On Sat, Apr 27, 2019 at 11:02:46AM -0700, Paul E. McKenney wrote:

> This actually passes rcutorture.  But, as Andrea noted, not klitmus.
> After some investigation, it turned out that klitmus was creating kthreads
> with PF_NO_SETAFFINITY, hence the failures.  But that prompted me to
> put checks into my code: After all, rcutorture can be fooled.
> 
> 	void synchronize_rcu(void)
> 	{
> 		int cpu;
> 
> 		for_each_online_cpu(cpu) {
> 			sched_setaffinity(current->pid, cpumask_of(cpu));
> 			WARN_ON_ONCE(raw_smp_processor_id() != cpu);
> 		}
> 	}
> 
> This triggers fairly quickly, usually in less than a minute of rcutorture
> testing.
>
> And further investigation shows that sched_setaffinity()
> always returned 0. 

> Is this expected behavior?  Is there some configuration or setup that I
> might be missing?

ISTR there is hotplug involved in RCU torture?

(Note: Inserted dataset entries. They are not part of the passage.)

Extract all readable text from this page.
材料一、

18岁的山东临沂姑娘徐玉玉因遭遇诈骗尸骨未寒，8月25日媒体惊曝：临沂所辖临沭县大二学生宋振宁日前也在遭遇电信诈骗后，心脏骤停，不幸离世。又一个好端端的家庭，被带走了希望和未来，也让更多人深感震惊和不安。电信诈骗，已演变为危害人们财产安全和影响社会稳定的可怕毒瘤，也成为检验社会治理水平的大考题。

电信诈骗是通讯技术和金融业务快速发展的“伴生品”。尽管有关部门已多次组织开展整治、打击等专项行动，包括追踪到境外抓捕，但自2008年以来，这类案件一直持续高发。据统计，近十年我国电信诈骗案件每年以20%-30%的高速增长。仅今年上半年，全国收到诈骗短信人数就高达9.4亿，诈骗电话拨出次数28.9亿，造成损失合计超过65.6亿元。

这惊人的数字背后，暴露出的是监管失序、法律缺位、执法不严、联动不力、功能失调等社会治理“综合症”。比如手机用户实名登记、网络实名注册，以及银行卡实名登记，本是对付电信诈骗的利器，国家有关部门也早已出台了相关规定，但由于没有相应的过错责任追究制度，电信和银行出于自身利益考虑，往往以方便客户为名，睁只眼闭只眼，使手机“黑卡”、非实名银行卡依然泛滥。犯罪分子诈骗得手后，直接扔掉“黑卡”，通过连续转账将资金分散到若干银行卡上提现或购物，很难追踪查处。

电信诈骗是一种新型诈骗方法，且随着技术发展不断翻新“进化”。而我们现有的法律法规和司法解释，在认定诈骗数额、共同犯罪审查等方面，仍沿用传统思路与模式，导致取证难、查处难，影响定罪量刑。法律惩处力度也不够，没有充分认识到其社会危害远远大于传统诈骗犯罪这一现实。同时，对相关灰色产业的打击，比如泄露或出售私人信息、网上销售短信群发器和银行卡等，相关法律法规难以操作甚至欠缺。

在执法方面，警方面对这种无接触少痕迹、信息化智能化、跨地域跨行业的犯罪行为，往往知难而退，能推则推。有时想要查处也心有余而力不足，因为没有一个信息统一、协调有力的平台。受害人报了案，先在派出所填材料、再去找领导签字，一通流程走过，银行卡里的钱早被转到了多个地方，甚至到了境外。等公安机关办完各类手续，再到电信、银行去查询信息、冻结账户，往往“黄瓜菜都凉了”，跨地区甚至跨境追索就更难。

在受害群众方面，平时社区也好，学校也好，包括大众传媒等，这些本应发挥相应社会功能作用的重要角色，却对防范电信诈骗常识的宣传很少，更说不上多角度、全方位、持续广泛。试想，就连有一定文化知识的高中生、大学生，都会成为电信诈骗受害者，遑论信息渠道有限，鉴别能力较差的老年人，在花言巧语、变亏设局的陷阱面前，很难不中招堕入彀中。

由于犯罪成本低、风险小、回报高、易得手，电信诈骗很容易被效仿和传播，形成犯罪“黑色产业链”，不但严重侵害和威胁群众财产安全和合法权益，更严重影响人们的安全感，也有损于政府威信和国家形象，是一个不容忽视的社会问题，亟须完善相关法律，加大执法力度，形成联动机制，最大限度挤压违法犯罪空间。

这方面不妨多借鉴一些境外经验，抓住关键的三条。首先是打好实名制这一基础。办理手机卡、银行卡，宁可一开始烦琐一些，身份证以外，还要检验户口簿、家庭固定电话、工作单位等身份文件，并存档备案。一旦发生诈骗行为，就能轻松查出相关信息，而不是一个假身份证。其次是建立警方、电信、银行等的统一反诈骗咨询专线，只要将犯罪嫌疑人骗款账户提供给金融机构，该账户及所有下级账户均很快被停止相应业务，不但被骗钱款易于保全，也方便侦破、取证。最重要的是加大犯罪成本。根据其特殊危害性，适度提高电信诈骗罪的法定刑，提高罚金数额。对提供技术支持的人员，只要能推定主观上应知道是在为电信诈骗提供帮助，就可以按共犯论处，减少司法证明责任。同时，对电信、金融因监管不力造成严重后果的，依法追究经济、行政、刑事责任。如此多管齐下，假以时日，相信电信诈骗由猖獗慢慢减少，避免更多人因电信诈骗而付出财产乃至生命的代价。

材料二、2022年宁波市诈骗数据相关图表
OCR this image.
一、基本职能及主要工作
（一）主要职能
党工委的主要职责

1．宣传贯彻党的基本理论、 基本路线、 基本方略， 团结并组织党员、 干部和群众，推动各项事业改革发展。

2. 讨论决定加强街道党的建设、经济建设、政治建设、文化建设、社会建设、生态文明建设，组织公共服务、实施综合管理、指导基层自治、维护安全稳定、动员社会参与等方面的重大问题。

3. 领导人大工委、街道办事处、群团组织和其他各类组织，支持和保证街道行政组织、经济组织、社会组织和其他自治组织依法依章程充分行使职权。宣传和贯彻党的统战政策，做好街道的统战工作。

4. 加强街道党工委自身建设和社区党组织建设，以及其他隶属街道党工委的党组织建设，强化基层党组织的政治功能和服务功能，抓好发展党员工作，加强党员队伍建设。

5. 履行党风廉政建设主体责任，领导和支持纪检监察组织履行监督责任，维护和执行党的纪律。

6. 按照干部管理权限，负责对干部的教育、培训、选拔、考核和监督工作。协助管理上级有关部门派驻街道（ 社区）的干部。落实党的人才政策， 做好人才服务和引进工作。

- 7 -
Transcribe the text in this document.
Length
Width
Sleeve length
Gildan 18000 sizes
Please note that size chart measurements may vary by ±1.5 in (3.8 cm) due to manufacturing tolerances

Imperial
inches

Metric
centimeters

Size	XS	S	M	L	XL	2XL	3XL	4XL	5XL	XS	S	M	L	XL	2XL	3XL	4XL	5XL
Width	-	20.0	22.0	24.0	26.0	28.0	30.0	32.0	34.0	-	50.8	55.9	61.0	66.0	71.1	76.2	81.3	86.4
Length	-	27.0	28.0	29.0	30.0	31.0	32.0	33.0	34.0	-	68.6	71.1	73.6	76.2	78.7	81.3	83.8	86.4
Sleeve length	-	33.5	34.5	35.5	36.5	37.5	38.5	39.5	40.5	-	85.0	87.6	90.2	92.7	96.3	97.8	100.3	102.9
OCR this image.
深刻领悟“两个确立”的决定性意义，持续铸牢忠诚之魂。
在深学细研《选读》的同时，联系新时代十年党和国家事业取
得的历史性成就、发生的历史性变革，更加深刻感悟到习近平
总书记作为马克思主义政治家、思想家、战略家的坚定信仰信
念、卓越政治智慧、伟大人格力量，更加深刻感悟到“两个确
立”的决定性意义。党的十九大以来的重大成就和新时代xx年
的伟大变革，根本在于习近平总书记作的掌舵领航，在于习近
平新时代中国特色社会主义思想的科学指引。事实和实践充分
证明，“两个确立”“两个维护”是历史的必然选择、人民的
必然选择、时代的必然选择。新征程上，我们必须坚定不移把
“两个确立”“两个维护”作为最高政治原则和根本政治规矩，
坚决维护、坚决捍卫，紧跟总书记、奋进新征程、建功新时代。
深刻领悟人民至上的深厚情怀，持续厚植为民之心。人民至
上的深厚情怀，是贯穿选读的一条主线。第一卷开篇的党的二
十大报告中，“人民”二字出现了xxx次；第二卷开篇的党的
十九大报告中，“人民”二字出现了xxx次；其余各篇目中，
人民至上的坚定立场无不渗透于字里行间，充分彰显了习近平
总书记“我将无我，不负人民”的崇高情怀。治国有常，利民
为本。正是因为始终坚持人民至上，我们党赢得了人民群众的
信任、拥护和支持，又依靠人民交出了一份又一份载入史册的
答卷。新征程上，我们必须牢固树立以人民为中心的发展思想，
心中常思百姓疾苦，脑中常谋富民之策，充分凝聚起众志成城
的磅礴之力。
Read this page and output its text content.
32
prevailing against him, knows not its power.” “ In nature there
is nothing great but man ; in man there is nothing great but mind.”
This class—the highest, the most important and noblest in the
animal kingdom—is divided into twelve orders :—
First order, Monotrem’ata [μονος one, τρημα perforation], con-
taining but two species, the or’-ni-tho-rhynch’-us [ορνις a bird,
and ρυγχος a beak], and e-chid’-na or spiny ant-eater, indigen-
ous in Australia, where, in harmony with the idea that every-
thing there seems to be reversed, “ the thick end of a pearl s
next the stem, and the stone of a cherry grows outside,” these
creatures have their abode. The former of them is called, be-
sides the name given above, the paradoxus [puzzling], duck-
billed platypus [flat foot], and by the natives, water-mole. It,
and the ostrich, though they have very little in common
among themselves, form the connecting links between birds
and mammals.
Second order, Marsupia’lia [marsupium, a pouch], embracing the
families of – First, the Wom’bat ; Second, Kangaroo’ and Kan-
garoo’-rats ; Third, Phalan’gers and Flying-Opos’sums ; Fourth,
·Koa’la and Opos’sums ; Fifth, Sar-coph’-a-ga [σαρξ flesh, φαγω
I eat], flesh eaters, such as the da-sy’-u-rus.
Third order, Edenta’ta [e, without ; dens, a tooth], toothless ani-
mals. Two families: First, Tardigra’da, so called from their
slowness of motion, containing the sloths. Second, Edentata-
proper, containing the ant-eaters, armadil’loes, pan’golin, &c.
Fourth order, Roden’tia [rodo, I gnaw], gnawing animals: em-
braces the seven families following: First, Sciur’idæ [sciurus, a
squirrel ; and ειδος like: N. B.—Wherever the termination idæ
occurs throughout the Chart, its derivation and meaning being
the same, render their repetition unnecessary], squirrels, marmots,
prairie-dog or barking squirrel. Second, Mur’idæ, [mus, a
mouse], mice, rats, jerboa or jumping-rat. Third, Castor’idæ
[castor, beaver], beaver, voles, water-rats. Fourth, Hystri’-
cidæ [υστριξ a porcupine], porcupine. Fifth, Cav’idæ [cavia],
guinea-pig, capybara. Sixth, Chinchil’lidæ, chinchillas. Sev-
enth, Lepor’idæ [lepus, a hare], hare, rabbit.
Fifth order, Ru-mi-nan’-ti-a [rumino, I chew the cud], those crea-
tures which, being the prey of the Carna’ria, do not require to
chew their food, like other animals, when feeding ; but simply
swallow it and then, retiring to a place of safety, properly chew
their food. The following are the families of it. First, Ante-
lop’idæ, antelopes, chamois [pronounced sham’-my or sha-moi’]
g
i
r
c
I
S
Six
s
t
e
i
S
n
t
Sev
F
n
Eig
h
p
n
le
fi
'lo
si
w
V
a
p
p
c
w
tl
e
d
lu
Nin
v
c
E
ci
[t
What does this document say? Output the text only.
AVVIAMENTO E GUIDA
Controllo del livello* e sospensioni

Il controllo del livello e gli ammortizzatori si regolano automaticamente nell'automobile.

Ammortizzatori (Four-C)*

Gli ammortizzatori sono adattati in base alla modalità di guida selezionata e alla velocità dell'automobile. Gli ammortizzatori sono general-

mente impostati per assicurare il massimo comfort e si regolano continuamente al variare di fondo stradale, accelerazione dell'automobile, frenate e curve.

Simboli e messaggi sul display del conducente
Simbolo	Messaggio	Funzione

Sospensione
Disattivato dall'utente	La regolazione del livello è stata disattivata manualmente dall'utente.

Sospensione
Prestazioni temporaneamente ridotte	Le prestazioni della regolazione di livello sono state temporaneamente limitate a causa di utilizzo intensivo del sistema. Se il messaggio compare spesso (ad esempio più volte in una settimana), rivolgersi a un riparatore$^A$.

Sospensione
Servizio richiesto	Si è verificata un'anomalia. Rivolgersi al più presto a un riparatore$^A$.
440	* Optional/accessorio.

In that case, it can be
sched_setaffinity() succeeds to place us on a CPU, which CPU hotplug
then takes away. So when we run the WARN thingy, we'll be running on a
different CPU than expected.

If OTOH, your loop is written like (as it really should be):

	void synchronize_rcu(void)
	{
		int cpu;

		cpus_read_lock();
		for_each_online_cpu(cpu) {
			sched_setaffinity(current->pid, cpumask_of(cpu));
			WARN_ON_ONCE(raw_smp_processor_id() != cpu);
		}
		cpus_read_unlock();
	}

Then I'm not entirely sure how we can return 0 and not run on the
expected CPU. If we look at __set_cpus_allowed_ptr(), the only paths out
to 0 are:

 - if the mask didn't change
 - if we already run inside the new mask
 - if we migrated ourself with the stop-task
 - if we're not in fact running

That last case should never trigger in your circumstances, since @p ==
current and current is obviously running. But for completeness, the
wakeup of @p would do the task placement in that case.